I feel mentally awake but physically tired and I have a lot to say. I babbled to my husband but I don't feel like he gets what I'm feeling and pretty much just wants to sleep right now. So internets, it has come to this. Time to vomit my feelings in type and throw them out to cyberspace, even if no one ever reads it.
I'm 25 and in my life plan that I was thinking about 2 years ago and discussed with Justin (hubby) I would have been pregnant right now. As in, we would have gotten pregnant in June or July so we could have a March baby so that after my 3 months of maternity leave it would have been June, when my mom doesn't have work for the summer (teacher) and could babysit. Oh yeah, I plan this shit.
Instead at the end of June I quit the job I have for 3 years because it was giving me terrible anxiety and there is absolutely no way I wanted to be pregnant in a job where throwing teenagers who are kicking and screaming to the floor and holding them there happens on a daily basis. I spent the summer working construction with my Dad, trying to get a job (any job, corporate or sales) with maurices. I had decided I wanted to work my way into being a buyer for maurices but for what I'm sure are multiple and varied reasons they repeatedly did not hire me.

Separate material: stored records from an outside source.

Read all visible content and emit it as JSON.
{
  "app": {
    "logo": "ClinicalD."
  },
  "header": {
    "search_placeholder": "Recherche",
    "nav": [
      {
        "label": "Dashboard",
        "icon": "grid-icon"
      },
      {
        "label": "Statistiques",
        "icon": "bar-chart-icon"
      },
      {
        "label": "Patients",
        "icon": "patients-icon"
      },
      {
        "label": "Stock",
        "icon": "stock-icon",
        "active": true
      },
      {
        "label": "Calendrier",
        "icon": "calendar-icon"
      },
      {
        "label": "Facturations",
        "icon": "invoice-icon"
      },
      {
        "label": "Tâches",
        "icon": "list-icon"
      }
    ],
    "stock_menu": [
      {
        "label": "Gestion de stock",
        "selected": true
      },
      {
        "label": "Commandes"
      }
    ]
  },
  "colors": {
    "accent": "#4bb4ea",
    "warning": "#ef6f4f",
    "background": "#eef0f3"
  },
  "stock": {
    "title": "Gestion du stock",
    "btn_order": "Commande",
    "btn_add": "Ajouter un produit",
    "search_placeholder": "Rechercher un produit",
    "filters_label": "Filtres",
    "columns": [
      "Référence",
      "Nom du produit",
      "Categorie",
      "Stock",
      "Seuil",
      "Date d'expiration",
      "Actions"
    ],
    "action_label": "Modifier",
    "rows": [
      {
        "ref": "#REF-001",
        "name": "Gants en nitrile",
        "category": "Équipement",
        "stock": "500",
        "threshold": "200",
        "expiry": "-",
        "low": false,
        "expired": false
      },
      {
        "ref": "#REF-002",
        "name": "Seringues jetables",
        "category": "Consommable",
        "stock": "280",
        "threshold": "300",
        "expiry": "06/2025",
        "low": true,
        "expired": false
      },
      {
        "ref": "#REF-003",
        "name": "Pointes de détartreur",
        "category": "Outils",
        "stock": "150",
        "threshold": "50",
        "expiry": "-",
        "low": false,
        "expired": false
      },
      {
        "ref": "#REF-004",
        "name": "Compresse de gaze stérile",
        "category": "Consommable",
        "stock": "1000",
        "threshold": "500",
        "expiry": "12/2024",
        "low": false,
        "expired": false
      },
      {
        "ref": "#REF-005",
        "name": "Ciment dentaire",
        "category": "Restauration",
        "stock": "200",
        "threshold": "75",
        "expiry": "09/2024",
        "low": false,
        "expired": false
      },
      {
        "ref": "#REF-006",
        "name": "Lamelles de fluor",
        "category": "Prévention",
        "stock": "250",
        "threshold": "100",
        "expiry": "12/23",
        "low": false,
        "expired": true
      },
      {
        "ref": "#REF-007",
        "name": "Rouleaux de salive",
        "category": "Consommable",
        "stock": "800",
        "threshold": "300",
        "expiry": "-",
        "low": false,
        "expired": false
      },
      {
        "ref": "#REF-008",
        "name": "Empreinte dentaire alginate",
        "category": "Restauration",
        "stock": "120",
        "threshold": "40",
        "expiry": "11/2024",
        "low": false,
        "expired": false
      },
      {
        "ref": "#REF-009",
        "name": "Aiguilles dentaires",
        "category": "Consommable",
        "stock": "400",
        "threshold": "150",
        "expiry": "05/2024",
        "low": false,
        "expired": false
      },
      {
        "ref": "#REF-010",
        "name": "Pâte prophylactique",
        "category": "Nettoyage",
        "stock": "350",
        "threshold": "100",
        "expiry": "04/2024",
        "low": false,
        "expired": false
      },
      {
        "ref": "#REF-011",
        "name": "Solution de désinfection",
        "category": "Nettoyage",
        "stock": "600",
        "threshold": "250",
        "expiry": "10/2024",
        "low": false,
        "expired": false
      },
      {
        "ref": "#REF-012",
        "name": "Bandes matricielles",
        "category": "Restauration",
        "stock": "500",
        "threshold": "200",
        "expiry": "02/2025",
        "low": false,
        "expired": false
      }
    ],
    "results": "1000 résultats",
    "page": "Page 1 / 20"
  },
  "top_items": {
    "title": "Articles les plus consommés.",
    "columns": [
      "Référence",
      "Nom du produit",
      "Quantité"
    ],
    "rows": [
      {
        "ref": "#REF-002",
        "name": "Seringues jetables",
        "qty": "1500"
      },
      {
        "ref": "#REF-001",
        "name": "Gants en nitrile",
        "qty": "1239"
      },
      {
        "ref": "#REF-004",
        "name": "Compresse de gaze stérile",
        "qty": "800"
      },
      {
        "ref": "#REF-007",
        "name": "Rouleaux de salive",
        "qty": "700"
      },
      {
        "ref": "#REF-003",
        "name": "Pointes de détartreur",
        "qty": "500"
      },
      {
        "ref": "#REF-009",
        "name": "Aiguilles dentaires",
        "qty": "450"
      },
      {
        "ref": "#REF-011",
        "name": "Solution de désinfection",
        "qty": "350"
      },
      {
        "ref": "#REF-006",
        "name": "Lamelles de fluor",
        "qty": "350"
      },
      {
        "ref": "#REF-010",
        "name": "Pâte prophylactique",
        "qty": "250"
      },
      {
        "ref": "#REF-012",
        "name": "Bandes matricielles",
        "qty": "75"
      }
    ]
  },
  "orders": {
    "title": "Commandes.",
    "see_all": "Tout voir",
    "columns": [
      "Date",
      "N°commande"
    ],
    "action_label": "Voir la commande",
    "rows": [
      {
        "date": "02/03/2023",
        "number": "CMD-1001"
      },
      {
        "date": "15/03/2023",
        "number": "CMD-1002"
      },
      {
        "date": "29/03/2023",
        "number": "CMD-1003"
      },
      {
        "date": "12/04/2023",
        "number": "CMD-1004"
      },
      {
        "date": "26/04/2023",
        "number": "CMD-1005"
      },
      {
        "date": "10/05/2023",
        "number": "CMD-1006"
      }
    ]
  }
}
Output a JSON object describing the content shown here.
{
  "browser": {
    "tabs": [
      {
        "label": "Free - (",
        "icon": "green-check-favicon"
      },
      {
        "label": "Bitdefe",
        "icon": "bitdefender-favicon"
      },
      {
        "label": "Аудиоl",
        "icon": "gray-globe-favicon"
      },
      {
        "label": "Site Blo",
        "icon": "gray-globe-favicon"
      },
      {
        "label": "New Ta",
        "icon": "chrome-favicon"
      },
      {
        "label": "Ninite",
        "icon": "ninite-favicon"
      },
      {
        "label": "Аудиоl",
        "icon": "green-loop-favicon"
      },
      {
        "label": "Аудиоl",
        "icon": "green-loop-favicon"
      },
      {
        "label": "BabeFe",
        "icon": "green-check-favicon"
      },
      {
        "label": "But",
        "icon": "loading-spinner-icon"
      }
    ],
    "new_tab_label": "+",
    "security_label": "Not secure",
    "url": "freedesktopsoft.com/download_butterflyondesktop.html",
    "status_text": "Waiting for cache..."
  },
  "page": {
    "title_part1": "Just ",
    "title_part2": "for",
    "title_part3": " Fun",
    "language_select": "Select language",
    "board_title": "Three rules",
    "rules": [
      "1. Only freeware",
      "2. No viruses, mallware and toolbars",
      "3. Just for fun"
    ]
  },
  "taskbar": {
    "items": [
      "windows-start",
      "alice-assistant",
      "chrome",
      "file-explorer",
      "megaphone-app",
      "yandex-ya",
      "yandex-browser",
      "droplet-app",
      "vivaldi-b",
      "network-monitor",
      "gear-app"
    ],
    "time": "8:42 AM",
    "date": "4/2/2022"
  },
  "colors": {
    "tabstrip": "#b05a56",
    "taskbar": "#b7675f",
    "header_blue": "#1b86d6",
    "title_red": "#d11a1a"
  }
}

I applied for many jobs, and finally Younkers hired me in a part time position. I get my first paycheck tomorrow for one week's work and I really hope it's decent. Because, oh yeah, we're pretty much broke right now too, and so we get to try to prioritize what we are going to be able to pay with this check. Even when I had time earlier this week, I didn't go see Rocky because I wanted to save my gas so I could wait longer before buying more.
Justin is talking about getting a second job, which I hate because he already works full time and earns twice as much per hour as I do currently- minus the commission I get on sales but I don't know what that will look like in terms of actual money on a paycheck. I would get a second job but this is only my second week at Younkers, working as a Lancome cosmetic consultant and so far I have had one day off since last Tuesday.
I also have pretty limited experience with cosmetics, and I have been trying hard to learn fast (my counter manager says she loves me and I'm a quick study) but I don't want to be there forever. My plan is to work in retail sales for a few months and then try again for an office career with maurices. Something I can work an 8-5, Monday-Friday schedule with all the benefits of a corporate position.
So I can start having kids. And make a good paycheck. See how that went full circle?
I feel like I'm getting old and I'm terrified of what being pregnant will do to my body and I don't want to be old and exhausted running after toddlers and other people seem to survive it but oh my God it looks scary. But also awesome. And when I told Justin I felt like I was getting old he laughed and was all, "No you're not," and I said, "But it's different for men! You can have kids when you're 70. Not that I recommend it." and he was like, "You're fine." Which I know logically is true but it doesn't feel true in this moment. And then he just came down and apologized for not being understanding enough and was all worried that I was pissed at him. Which I explained several times that I'm not angry, just generally upset so I'm writing it out so he can sleep and then I can sleep.
Also, working at Lancome is making me really stare at my face and worry about wrinkles, which I have never really cared about before. Their products are also expensive (but seem worth it) and the other day I wore Mary Kay lip gloss and a customer asked what I was wearing and I brought her over to the lip glosses and desperately made up that the brownish one that looks closest to the one I had on was what I was wearing, and that's why they want you to wear only their products while you're working. It makes sense, I'd love to but I can't afford to buy the stuff.
We made our pre sale goal for our gift with purchase so I get to pick out an item, but I can't decide which thing would make the most sense for me to get. Foundation? Eyeshadow? One of the more expensive creams? And oh God, my counter manager is going to have to explain to me what all of the things she is going to be giving to me do. I get some free sample product because I'm a new hire... and I have never used most of the stuff in my life. For example, toner. It tones your skin... um... and you put it on your face... ack.
I don't seem to be able to have much of a social life, either. I have messaged two of my "friends" a few times and they have both not gotten back to me. I know they're busy with other aspects of their lives but I feel like I really put myself out there (for me, anyway) when I said that I could really use some time with her, and she never responded. I have one friend who will reliably be my friend. Everyone else seems like they could care less most of the time. That one friend happens to be living in South Korea right now.
I was hoping I could get myself to cry here but so far no luck, just that nagging teary feeling. Sorry this post is probably really spastic and sad, I'll try to make my next one a lot lighter.